= John Scott (physician, died 1859) =

Scottish naval surgeon and physician (1797–1859)

John Scott FRSE FRCPE FRCP (26 January 1797-19 January 1859) was a 19th-century Scottish naval surgeon and physician to Queen Victoria in Scotland.

==Life==
He was born on 26 January 1797 the youngest son of Rev James Scott of Benholm in Kincardineshire.

He studied at Marischal College in Aberdeen graduating with an MA in 1814. He then served an apprenticeship with two separate surgeons in Brechin. Returning for formal medical training he went to London and then the University of Edinburgh.

He joined the East India Company in 1818 as a Surgeon's Mate. He gained his doctorate (MD) in 1820, and was promoted to full Surgeon, making further journeys to the East Indies in 1821 and 1823.

In 1824 he settled in Barnes in Middlesex and became successful there.

In 1832 Scott was elected a member of the Harveian Society of Edinburgh and served as President in 1847.

By 1845 he is listed as "Physician to the Queen" (Queen Victoria) and living at 43 Queen Street in Edinburgh's New Town. In this year he was elected a Fellow of the Royal College of Physicians of Edinburgh and also became the official medical examiner for the East India Company. In 1850 he was elected a Fellow of the Royal Society of Edinburgh his proposer being Henry Marshall.

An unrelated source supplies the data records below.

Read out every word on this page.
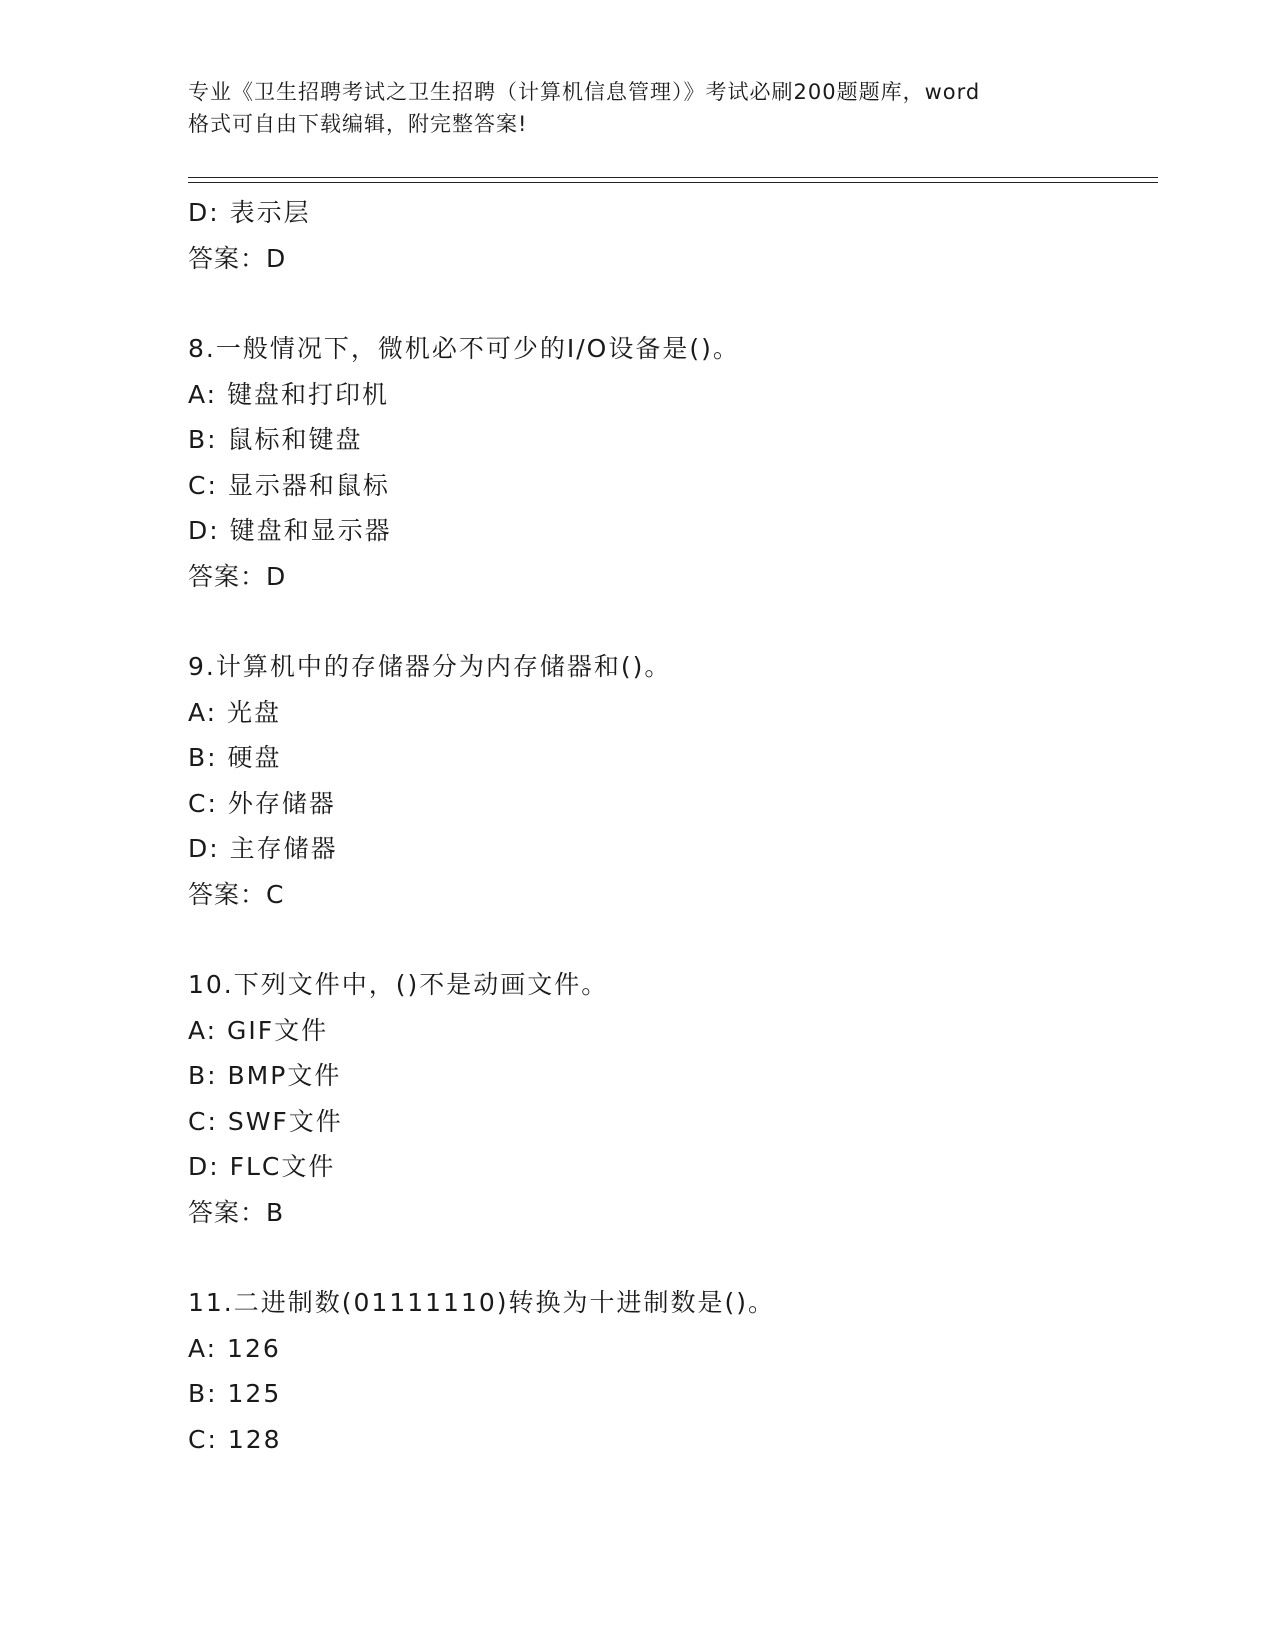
专业《卫生招聘考试之卫生招聘（计算机信息管理）》考试必刷200题题库，word
格式可自由下载编辑，附完整答案!
D: 表示层
答案：D
8.一般情况下，微机必不可少的I/O设备是()。
A: 键盘和打印机
B: 鼠标和键盘
C: 显示器和鼠标
D: 键盘和显示器
答案：D
9.计算机中的存储器分为内存储器和()。
A: 光盘
B: 硬盘
C: 外存储器
D: 主存储器
答案：C
10.下列文件中，()不是动画文件。
A: GIF文件
B: BMP文件
C: SWF文件
D: FLC文件
答案：B
11.二进制数(01111110)转换为十进制数是()。
A: 126
B: 125
C: 128
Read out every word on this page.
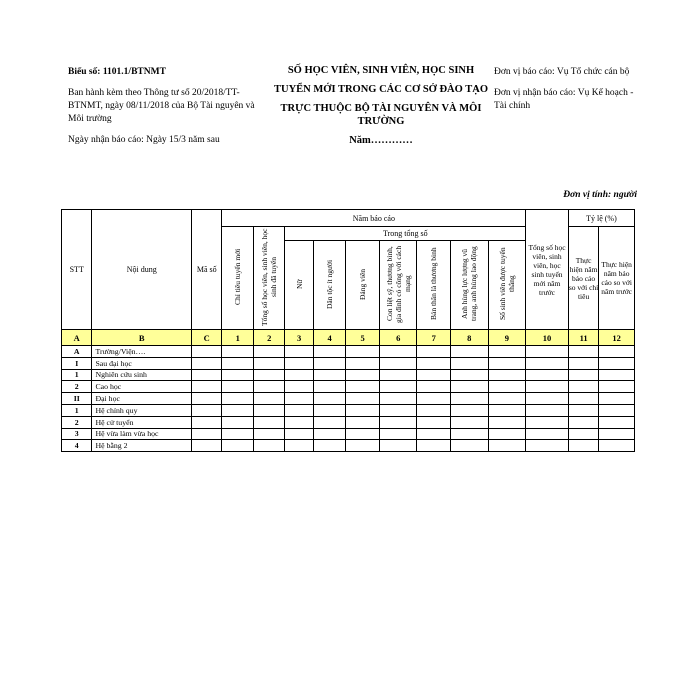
Biểu số: 1101.1/BTNMT
Ban hành kèm theo Thông tư số 20/2018/TT-BTNMT, ngày 08/11/2018 của Bộ Tài nguyên và Môi trường
Ngày nhận báo cáo: Ngày 15/3 năm sau
SỐ HỌC VIÊN, SINH VIÊN, HỌC SINH
TUYỂN MỚI TRONG CÁC CƠ SỞ ĐÀO TẠO
TRỰC THUỘC BỘ TÀI NGUYÊN VÀ MÔI TRƯỜNG
Năm…………
Đơn vị báo cáo: Vụ Tổ chức cán bộ
Đơn vị nhận báo cáo: Vụ Kế hoạch - Tài chính
Đơn vị tính: người
STT	Nội dung	Mã số	Năm báo cáo									Tổng số học viên, sinh viên, học sinh tuyển mới năm trước	Tỷ lệ (%)	
			Chỉ tiêu tuyển mới	Tổng số học viên, sinh viên, học sinh đã tuyển	Trong tổng số								Thực hiện năm báo cáo so với chỉ tiêu	Thực hiện năm báo cáo so với năm trước
					Nữ	Dân tộc ít người	Đảng viên	Con liệt sỹ, thương binh, gia đình có công với cách mạng	Bản thân là thương binh	Anh hùng lực lượng vũ trang, anh hùng lao động	Số sinh viên được tuyển thẳng			
A	B	C	1	2	3	4	5	6	7	8	9	10	11	12
A	Trường/Viện….													
I	Sau đại học													
1	Nghiên cứu sinh													
2	Cao học													
II	Đại học													
1	Hệ chính quy													
2	Hệ cử tuyển													
3	Hệ vừa làm vừa học													
4	Hệ bằng 2													
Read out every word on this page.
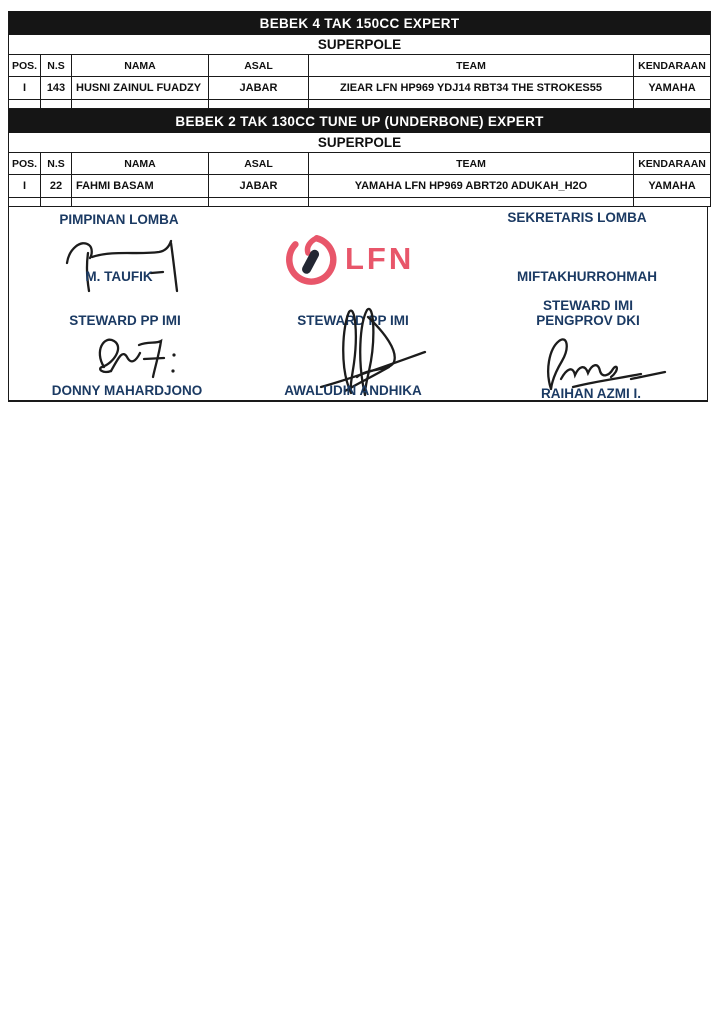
BEBEK 4 TAK 150CC EXPERT					
SUPERPOLE					
POS.	N.S	NAMA	ASAL	TEAM	KENDARAAN
I	143	HUSNI ZAINUL FUADZY	JABAR	ZIEAR LFN HP969 YDJ14 RBT34 THE STROKES55	YAMAHA

BEBEK 2 TAK 130CC TUNE UP (UNDERBONE) EXPERT					
SUPERPOLE					
POS.	N.S	NAMA	ASAL	TEAM	KENDARAAN
I	22	FAHMI BASAM	JABAR	YAMAHA LFN HP969 ABRT20 ADUKAH_H2O	YAMAHA

PIMPINAN LOMBA	SEKRETARIS LOMBA
M. TAUFIK
LFN
MIFTAKHURROHMAH
STEWARD PP IMI	STEWARD PP IMI
STEWARD IMI
PENGPROV DKI
DONNY MAHARDJONO	AWALUDIN ANDHIKA	RAIHAN AZMI I.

In 1850 he is living at 4 Rutland Street in Edinburgh's West End. He moved back to London around 1851 and had a successful practice in the West End.

In 1854 he began corresponding with Sir George Ballingall. In 1858 he was elected a Fellow of the Royal College of Physicians in London.

He died on 19 January 1859, and is buried in Dean Cemetery in Edinburgh.